Bund und EU fördern Entwicklung des neuen Silizium-Werkstoffs
Im Juli freuten sich die Partner über einen Förderbescheid der Bundesregierung über weitere 2,6 Millionen Euro für die Weiterführung des Projekts. Dabei geht es um die Optimierung der Oberflächen des Werkstoffs. Die Entwicklung von Cobalt- und Nickel-freien Kathoden ist ein weiterer Schwerpunkt.
Die Homberger haben dazu die PCC Thorion gegründet. „Wir sind ein Start-up innerhalb des Konzerns“, sagt Geschäftsführer Enrico Roicke. Der Verfahrensingenieur kam vor fünf Jahren von der Steag zum Firmensitz in der einstigen Haniel-Villa an der Moerser Straße/Ecke Baumstraße.
PCC produziert Siliziummetall auf Island mit Geothermie-Energie
PCC will getreu seinem Motto „Local, Global, Integrated“ die Wertschöpfungskette seiner Produkte verlängern.
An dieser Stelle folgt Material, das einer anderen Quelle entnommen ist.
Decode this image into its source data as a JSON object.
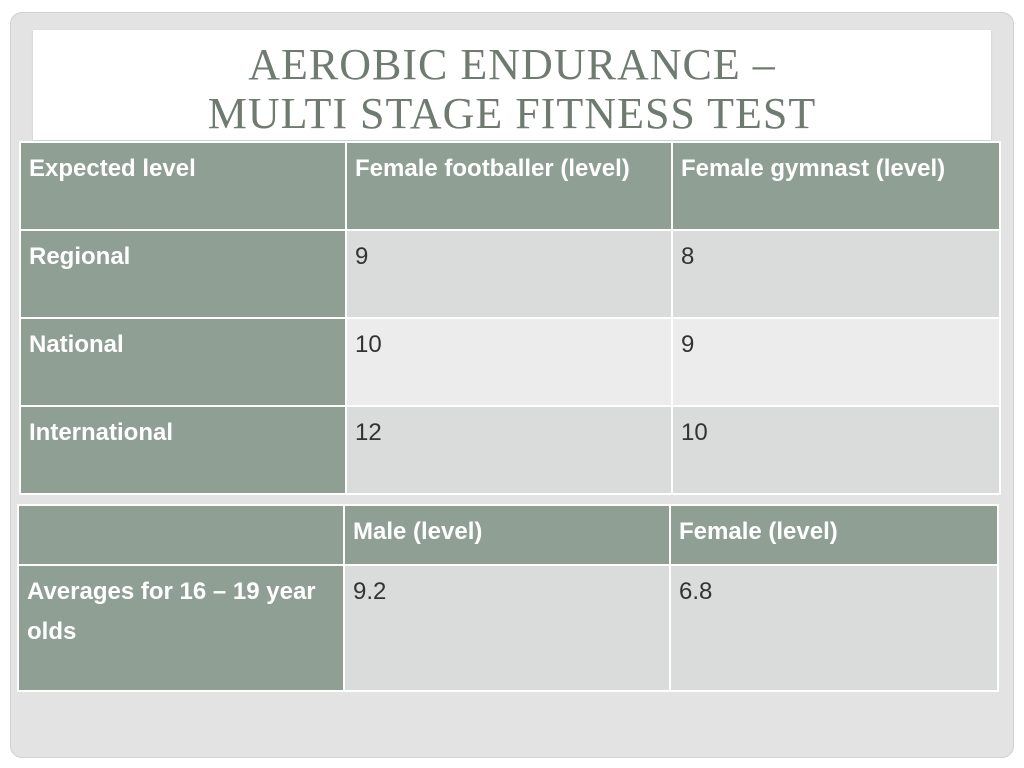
{
  "title": {
    "line1": "AEROBIC ENDURANCE –",
    "line2": "MULTI STAGE FITNESS TEST"
  },
  "table_levels": {
    "headers": [
      "Expected level",
      "Female footballer (level)",
      "Female gymnast (level)"
    ],
    "rows": [
      [
        "Regional",
        "9",
        "8"
      ],
      [
        "National",
        "10",
        "9"
      ],
      [
        "International",
        "12",
        "10"
      ]
    ]
  },
  "table_averages": {
    "headers": [
      "",
      "Male (level)",
      "Female (level)"
    ],
    "rows": [
      [
        "Averages for 16 – 19 year olds",
        "9.2",
        "6.8"
      ]
    ]
  },
  "colors": {
    "header_bg": "#8f9f94",
    "cell_bg_dark": "#d9dcdb",
    "cell_bg_light": "#ebeceb",
    "title_text": "#6f7a70",
    "slide_bg": "#e3e3e3"
  }
}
In diesem Fall geht es um Siliziummetall aus einem konzerneigenen Quarzit-Steinbruch in Polen. Rund 22.000 Jahrestonnen produziert die Tochter PCC BakkiSilicon auf Island mit grüner Energie aus Geothermie. In einem von China dominierten Massenmarkt für Silizium hat die nachhaltige Produktion einen schweren Stand.
„Die Batterieproduktion bietet die Chance, ein Verbundstoff aus Silizium und Kohlenstoff herzustellen, der nicht so leicht zu kopieren ist“, sagt Roicke. Die Herausforderung besteht darin, solche in der Grundlagenforschung auf dem Duisburger Uni-Campus entwickelte „Advanced Material“ im industriellen Maßstab zu produzieren.
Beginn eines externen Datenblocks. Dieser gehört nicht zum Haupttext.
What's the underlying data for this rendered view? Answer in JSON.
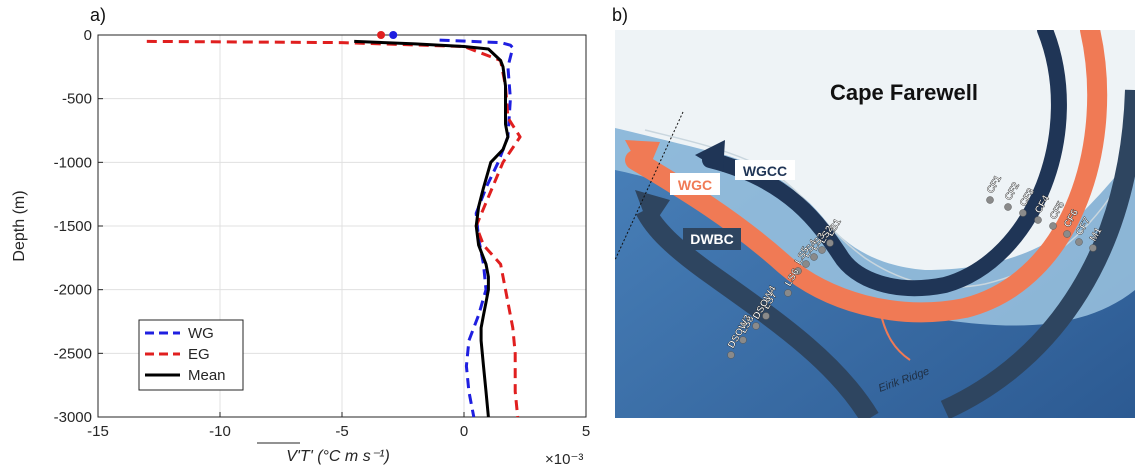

Verbundwerkstoff soll Graphit in Batteriespeichern ersetzen
Der Vorteil des Siliziums: Seine Speicherkapazität kann bis zu zehnmal höher sein als die von Graphit. Dazu muss es zunächst zu einem Pulver mit Feinheiten im Nanometer-Bereich (1 Millimeter = 1 Million Nanometer) verarbeitet werden. „Dann bekommen die Partikel eine Verpackung aus Kohlenstoff“, erläutert Roicke. „Ein Kilo unseres Materials ersetzt fünf Kilo Graphit.“
Das Silizium-Pulver sei „die Brücke zwischen Rohstoff und Batterie-Produktion. Es soll Silizium in großem Stil einsatzfähig machen“, sagt der Thorion-Chef. Was einfach klingt, ist aber überhaupt nicht trivial. Dass Silizium sein Volumen durch die elektrische Ladung verdreifacht, ist nur eine Eigenschaft, die es beim Batteriebau zu beherrschen gilt.
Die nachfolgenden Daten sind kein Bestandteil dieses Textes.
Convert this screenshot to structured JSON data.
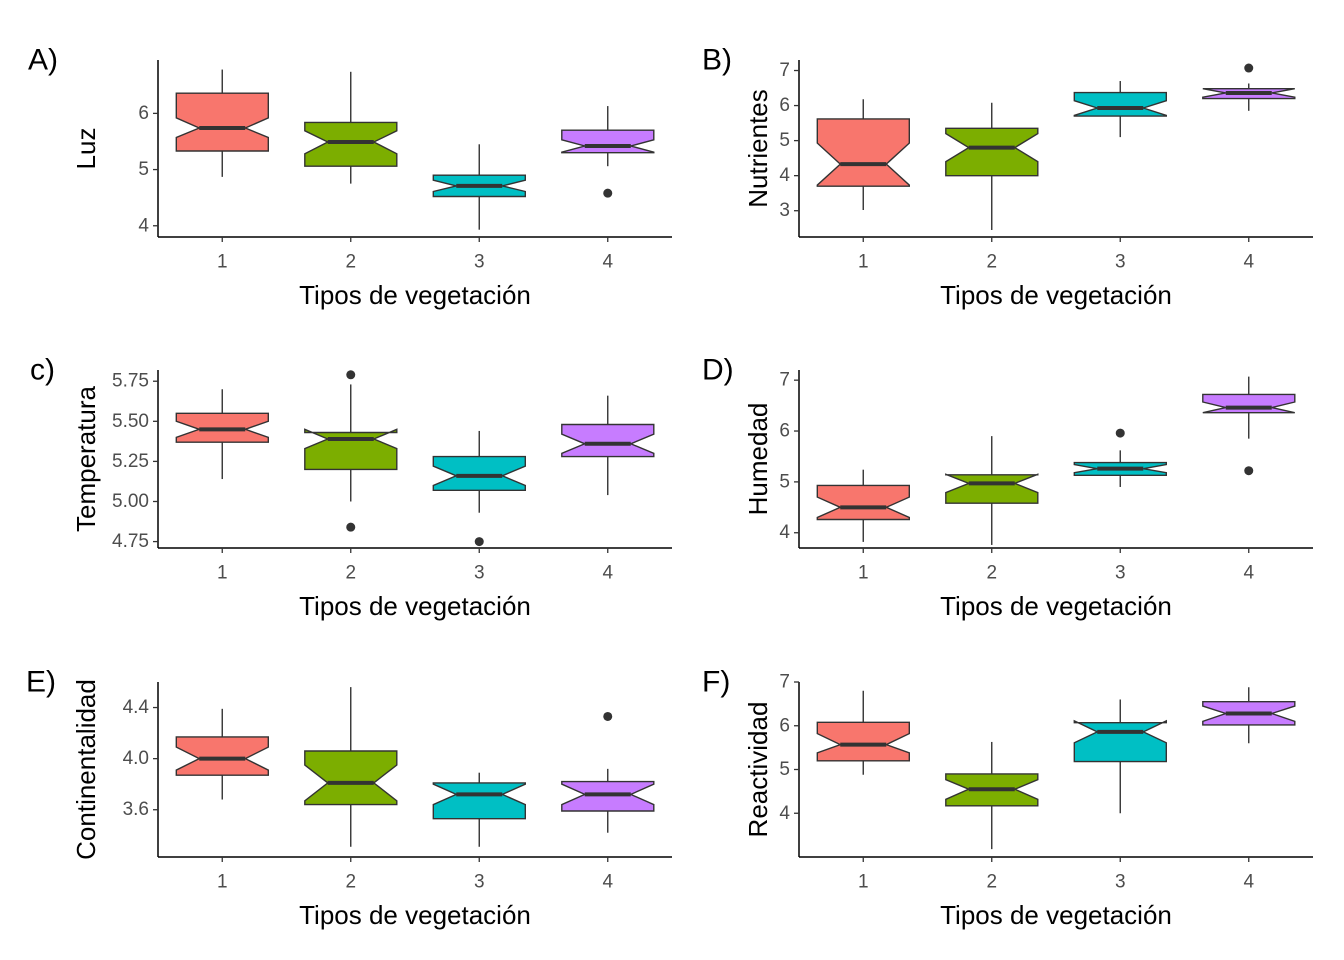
{
  "chart_data": [
    {
      "type": "boxplot",
      "tag": "A)",
      "xlabel": "Tipos de vegetación",
      "ylabel": "Luz",
      "categories": [
        "1",
        "2",
        "3",
        "4"
      ],
      "ylim": [
        3.8,
        6.95
      ],
      "yticks": [
        4,
        5,
        6
      ],
      "ytick_labels": [
        "4",
        "5",
        "6"
      ],
      "boxes": [
        {
          "whisker_low": 4.87,
          "q1": 5.33,
          "median": 5.74,
          "q3": 6.36,
          "whisker_high": 6.78,
          "notch_low": 5.57,
          "notch_high": 5.92,
          "outliers": []
        },
        {
          "whisker_low": 4.75,
          "q1": 5.06,
          "median": 5.49,
          "q3": 5.84,
          "whisker_high": 6.74,
          "notch_low": 5.28,
          "notch_high": 5.69,
          "outliers": []
        },
        {
          "whisker_low": 3.93,
          "q1": 4.52,
          "median": 4.71,
          "q3": 4.9,
          "whisker_high": 5.45,
          "notch_low": 4.61,
          "notch_high": 4.81,
          "outliers": []
        },
        {
          "whisker_low": 5.06,
          "q1": 5.3,
          "median": 5.42,
          "q3": 5.7,
          "whisker_high": 6.13,
          "notch_low": 5.31,
          "notch_high": 5.53,
          "outliers": [
            4.58
          ]
        }
      ]
    },
    {
      "type": "boxplot",
      "tag": "B)",
      "xlabel": "Tipos de vegetación",
      "ylabel": "Nutrientes",
      "categories": [
        "1",
        "2",
        "3",
        "4"
      ],
      "ylim": [
        2.25,
        7.3
      ],
      "yticks": [
        3,
        4,
        5,
        6,
        7
      ],
      "ytick_labels": [
        "3",
        "4",
        "5",
        "6",
        "7"
      ],
      "boxes": [
        {
          "whisker_low": 3.02,
          "q1": 3.7,
          "median": 4.33,
          "q3": 5.62,
          "whisker_high": 6.18,
          "notch_low": 3.73,
          "notch_high": 4.93,
          "outliers": []
        },
        {
          "whisker_low": 2.45,
          "q1": 4.0,
          "median": 4.8,
          "q3": 5.35,
          "whisker_high": 6.08,
          "notch_low": 4.4,
          "notch_high": 5.2,
          "outliers": []
        },
        {
          "whisker_low": 5.1,
          "q1": 5.7,
          "median": 5.93,
          "q3": 6.37,
          "whisker_high": 6.7,
          "notch_low": 5.72,
          "notch_high": 6.14,
          "outliers": []
        },
        {
          "whisker_low": 5.85,
          "q1": 6.2,
          "median": 6.36,
          "q3": 6.48,
          "whisker_high": 6.63,
          "notch_low": 6.24,
          "notch_high": 6.48,
          "outliers": [
            7.07
          ]
        }
      ]
    },
    {
      "type": "boxplot",
      "tag": "c)",
      "xlabel": "Tipos de vegetación",
      "ylabel": "Temperatura",
      "categories": [
        "1",
        "2",
        "3",
        "4"
      ],
      "ylim": [
        4.71,
        5.82
      ],
      "yticks": [
        4.75,
        5.0,
        5.25,
        5.5,
        5.75
      ],
      "ytick_labels": [
        "4.75",
        "5.00",
        "5.25",
        "5.50",
        "5.75"
      ],
      "boxes": [
        {
          "whisker_low": 5.14,
          "q1": 5.37,
          "median": 5.45,
          "q3": 5.55,
          "whisker_high": 5.7,
          "notch_low": 5.4,
          "notch_high": 5.5,
          "outliers": []
        },
        {
          "whisker_low": 5.0,
          "q1": 5.2,
          "median": 5.39,
          "q3": 5.43,
          "whisker_high": 5.73,
          "notch_low": 5.33,
          "notch_high": 5.45,
          "outliers": [
            5.79,
            4.84
          ]
        },
        {
          "whisker_low": 4.93,
          "q1": 5.07,
          "median": 5.16,
          "q3": 5.28,
          "whisker_high": 5.44,
          "notch_low": 5.1,
          "notch_high": 5.22,
          "outliers": [
            4.75
          ]
        },
        {
          "whisker_low": 5.04,
          "q1": 5.28,
          "median": 5.36,
          "q3": 5.48,
          "whisker_high": 5.66,
          "notch_low": 5.3,
          "notch_high": 5.42,
          "outliers": []
        }
      ]
    },
    {
      "type": "boxplot",
      "tag": "D)",
      "xlabel": "Tipos de vegetación",
      "ylabel": "Humedad",
      "categories": [
        "1",
        "2",
        "3",
        "4"
      ],
      "ylim": [
        3.7,
        7.2
      ],
      "yticks": [
        4,
        5,
        6,
        7
      ],
      "ytick_labels": [
        "4",
        "5",
        "6",
        "7"
      ],
      "boxes": [
        {
          "whisker_low": 3.82,
          "q1": 4.26,
          "median": 4.5,
          "q3": 4.93,
          "whisker_high": 5.24,
          "notch_low": 4.3,
          "notch_high": 4.7,
          "outliers": []
        },
        {
          "whisker_low": 3.76,
          "q1": 4.58,
          "median": 4.97,
          "q3": 5.14,
          "whisker_high": 5.9,
          "notch_low": 4.79,
          "notch_high": 5.15,
          "outliers": []
        },
        {
          "whisker_low": 4.9,
          "q1": 5.13,
          "median": 5.26,
          "q3": 5.38,
          "whisker_high": 5.62,
          "notch_low": 5.18,
          "notch_high": 5.34,
          "outliers": [
            5.96
          ]
        },
        {
          "whisker_low": 5.85,
          "q1": 6.36,
          "median": 6.46,
          "q3": 6.72,
          "whisker_high": 7.07,
          "notch_low": 6.36,
          "notch_high": 6.57,
          "outliers": [
            5.22
          ]
        }
      ]
    },
    {
      "type": "boxplot",
      "tag": "E)",
      "xlabel": "Tipos de vegetación",
      "ylabel": "Continentalidad",
      "categories": [
        "1",
        "2",
        "3",
        "4"
      ],
      "ylim": [
        3.23,
        4.6
      ],
      "yticks": [
        3.6,
        4.0,
        4.4
      ],
      "ytick_labels": [
        "3.6",
        "4.0",
        "4.4"
      ],
      "boxes": [
        {
          "whisker_low": 3.68,
          "q1": 3.87,
          "median": 4.0,
          "q3": 4.17,
          "whisker_high": 4.39,
          "notch_low": 3.91,
          "notch_high": 4.09,
          "outliers": []
        },
        {
          "whisker_low": 3.31,
          "q1": 3.64,
          "median": 3.81,
          "q3": 4.06,
          "whisker_high": 4.56,
          "notch_low": 3.67,
          "notch_high": 3.95,
          "outliers": []
        },
        {
          "whisker_low": 3.31,
          "q1": 3.53,
          "median": 3.72,
          "q3": 3.81,
          "whisker_high": 3.89,
          "notch_low": 3.64,
          "notch_high": 3.8,
          "outliers": []
        },
        {
          "whisker_low": 3.42,
          "q1": 3.59,
          "median": 3.72,
          "q3": 3.82,
          "whisker_high": 3.92,
          "notch_low": 3.64,
          "notch_high": 3.8,
          "outliers": [
            4.33
          ]
        }
      ]
    },
    {
      "type": "boxplot",
      "tag": "F)",
      "xlabel": "Tipos de vegetación",
      "ylabel": "Reactividad",
      "categories": [
        "1",
        "2",
        "3",
        "4"
      ],
      "ylim": [
        3.0,
        7.0
      ],
      "yticks": [
        4,
        5,
        6,
        7
      ],
      "ytick_labels": [
        "4",
        "5",
        "6",
        "7"
      ],
      "boxes": [
        {
          "whisker_low": 4.88,
          "q1": 5.2,
          "median": 5.57,
          "q3": 6.08,
          "whisker_high": 6.8,
          "notch_low": 5.38,
          "notch_high": 5.82,
          "outliers": []
        },
        {
          "whisker_low": 3.18,
          "q1": 4.17,
          "median": 4.55,
          "q3": 4.9,
          "whisker_high": 5.63,
          "notch_low": 4.32,
          "notch_high": 4.77,
          "outliers": []
        },
        {
          "whisker_low": 4.0,
          "q1": 5.18,
          "median": 5.86,
          "q3": 6.07,
          "whisker_high": 6.6,
          "notch_low": 5.61,
          "notch_high": 6.11,
          "outliers": []
        },
        {
          "whisker_low": 5.6,
          "q1": 6.02,
          "median": 6.28,
          "q3": 6.55,
          "whisker_high": 6.88,
          "notch_low": 6.1,
          "notch_high": 6.45,
          "outliers": []
        }
      ]
    }
  ],
  "colors": {
    "group_fills": [
      "#F8766D",
      "#7CAE00",
      "#00BFC4",
      "#C77CFF"
    ],
    "box_stroke": "#333333",
    "axis": "#000000",
    "tick_text": "#4d4d4d"
  }
}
Pilotanlage im Ruhrgebiet soll bis Ende 2027 in Betrieb gehen
„Wir wissen aber, was notwendig ist, um den Prozess für die industrielle Produktion zu skalieren“, sagt Enrico Roicke. Die Erkenntnisse stammen aus einer Demonstrationsanlage in Freiburg. Eine Tonne, die Jahresproduktion dieser Forschungsanlage, ist im industriellen Maßstab eine homöopathische Menge. Doch die Pläne für eine Pilotanlage, die bis Ende 2027 in Betrieb gehen soll, sind schon weit gediehen.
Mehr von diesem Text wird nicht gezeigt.